Se a visão de Roddenberry era focada no aspecto geopolítico, a visão de Star Trek: Discovery é muito mais focada na intimidade de seus personagens. Em outras palavras, é uma visão que não se manifesta necessariamente pelas organizações políticas, mas sim pelas relações entre as pessoas e as relações entre elas e o passado. O sonho de humanidade aqui não é um sonho de civilização, mas sim de aceitação e evolução pessoais.
Isso é mostrado por meio de um “festival” de relacionamentos saudáveis e apoio emocional. As desavenças e ressentimentos dentre a tripulação sempre são superadas por meio de maturidade e sinceridade. A série inspira o espectador a imaginar uma humanidade capaz de reconhecer o próprio ego e a não se deixar controlar por ele. Algumas interações “tóxicas” até acontecem, mas elas sempre são superadas com a ajuda de empatia e reflexão.

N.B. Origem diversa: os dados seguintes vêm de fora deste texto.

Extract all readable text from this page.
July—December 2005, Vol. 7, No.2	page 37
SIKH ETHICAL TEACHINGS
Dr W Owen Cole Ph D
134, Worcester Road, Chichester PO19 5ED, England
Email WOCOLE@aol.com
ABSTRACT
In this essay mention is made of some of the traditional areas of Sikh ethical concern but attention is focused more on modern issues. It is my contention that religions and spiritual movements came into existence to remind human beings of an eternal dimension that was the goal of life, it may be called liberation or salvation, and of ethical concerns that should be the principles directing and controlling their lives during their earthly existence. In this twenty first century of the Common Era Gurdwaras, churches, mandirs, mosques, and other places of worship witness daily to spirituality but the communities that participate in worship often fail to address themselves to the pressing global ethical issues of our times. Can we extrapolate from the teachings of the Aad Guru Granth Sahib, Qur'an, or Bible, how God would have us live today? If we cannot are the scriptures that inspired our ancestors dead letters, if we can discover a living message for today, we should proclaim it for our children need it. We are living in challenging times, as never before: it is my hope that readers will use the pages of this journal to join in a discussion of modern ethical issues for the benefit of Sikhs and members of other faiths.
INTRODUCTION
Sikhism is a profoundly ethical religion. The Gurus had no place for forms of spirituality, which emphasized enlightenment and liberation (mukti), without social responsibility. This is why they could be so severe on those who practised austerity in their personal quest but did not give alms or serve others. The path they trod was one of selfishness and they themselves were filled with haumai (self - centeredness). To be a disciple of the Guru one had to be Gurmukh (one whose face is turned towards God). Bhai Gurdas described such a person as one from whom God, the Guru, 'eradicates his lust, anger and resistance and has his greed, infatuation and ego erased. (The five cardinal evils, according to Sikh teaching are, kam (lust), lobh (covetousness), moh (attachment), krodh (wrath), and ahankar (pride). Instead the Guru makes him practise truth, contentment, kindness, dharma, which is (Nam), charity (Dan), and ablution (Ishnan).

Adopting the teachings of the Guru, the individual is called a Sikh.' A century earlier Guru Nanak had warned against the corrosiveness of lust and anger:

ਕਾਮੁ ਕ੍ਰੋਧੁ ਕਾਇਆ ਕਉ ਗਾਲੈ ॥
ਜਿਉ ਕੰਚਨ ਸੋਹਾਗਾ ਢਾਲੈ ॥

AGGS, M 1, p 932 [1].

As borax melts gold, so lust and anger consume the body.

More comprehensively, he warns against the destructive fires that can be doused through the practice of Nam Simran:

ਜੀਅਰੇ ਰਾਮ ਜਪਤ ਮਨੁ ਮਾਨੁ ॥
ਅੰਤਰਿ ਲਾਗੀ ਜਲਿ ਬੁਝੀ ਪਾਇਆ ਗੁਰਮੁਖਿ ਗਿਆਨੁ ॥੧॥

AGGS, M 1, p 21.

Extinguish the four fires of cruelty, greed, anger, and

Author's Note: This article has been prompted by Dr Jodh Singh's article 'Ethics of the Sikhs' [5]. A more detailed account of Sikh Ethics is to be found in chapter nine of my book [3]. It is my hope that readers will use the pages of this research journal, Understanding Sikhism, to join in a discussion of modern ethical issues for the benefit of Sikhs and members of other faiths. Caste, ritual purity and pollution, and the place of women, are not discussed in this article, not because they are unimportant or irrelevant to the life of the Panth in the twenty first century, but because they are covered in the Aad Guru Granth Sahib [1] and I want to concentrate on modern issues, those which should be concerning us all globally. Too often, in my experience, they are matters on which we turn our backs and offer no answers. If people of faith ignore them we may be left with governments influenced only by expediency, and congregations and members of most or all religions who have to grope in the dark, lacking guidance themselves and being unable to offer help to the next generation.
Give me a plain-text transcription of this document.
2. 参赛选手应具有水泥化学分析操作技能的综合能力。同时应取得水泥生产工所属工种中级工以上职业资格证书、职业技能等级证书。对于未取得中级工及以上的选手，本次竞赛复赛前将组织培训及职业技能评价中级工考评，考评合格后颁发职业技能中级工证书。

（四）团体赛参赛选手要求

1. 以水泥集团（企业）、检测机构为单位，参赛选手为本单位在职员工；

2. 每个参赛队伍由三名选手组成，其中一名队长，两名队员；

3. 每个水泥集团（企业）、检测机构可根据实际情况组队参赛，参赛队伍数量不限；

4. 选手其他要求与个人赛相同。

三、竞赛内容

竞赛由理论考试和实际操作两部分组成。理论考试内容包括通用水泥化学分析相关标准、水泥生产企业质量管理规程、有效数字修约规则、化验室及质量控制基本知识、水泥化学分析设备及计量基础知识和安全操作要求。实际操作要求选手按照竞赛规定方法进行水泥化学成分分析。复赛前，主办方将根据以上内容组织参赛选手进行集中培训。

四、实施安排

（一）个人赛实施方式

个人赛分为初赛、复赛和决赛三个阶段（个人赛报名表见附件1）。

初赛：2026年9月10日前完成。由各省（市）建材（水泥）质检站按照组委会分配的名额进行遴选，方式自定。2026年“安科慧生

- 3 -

A série também faz questão de ter uma boa representatividade racial e sexual, e faz isso de formas que se encaixam perfeitamente naquele universo. Por exemplo, os desafios encontrados pelo casal formado pelo engenheiro Stamets (Anthony Rapp) e o médico Culber (Wilson Cruz) não estão relacionados com homofobia (que já deve ter sido completamente superada no Século 23), mas sim com o fato de que eles trabalham juntos em um contexto que regularmente coloca a vida deles em risco. A terceira temporada também inclui um casal não-binário, mas ainda há espaço para melhorias na representatividade dele, já que o não-binarismo acaba sendo misturado com aspectos de ficção-científica.
(A série original havia feito algo muito mais radical: além de incluir uma personagem negra no elenco fixo de uma série de ficção-científica, ela protagonizou o primeiro beijo inter-racial da televisão nos EUA. Na época, foi revolucionário.)
No mais, Star Trek: Discovery segue com seu ritmo alucinante e grandes reviravoltas. Na terceira temporada, Burnham vai cada vez mais abraçando o arquétipo de heroína de ação, a ponto de entrar 100% no modo Duro de Matar nos episódios finais. A impulsividade e a imprevisibilidade da personagem seguem sendo uma grande atração, e até seus colegas e superiores começam a aceitar esse lado dela, apesar de nem sempre trazer bons resultados. Dentre as várias inconsistências presentes na série, essa é a mais divertida de se assistir.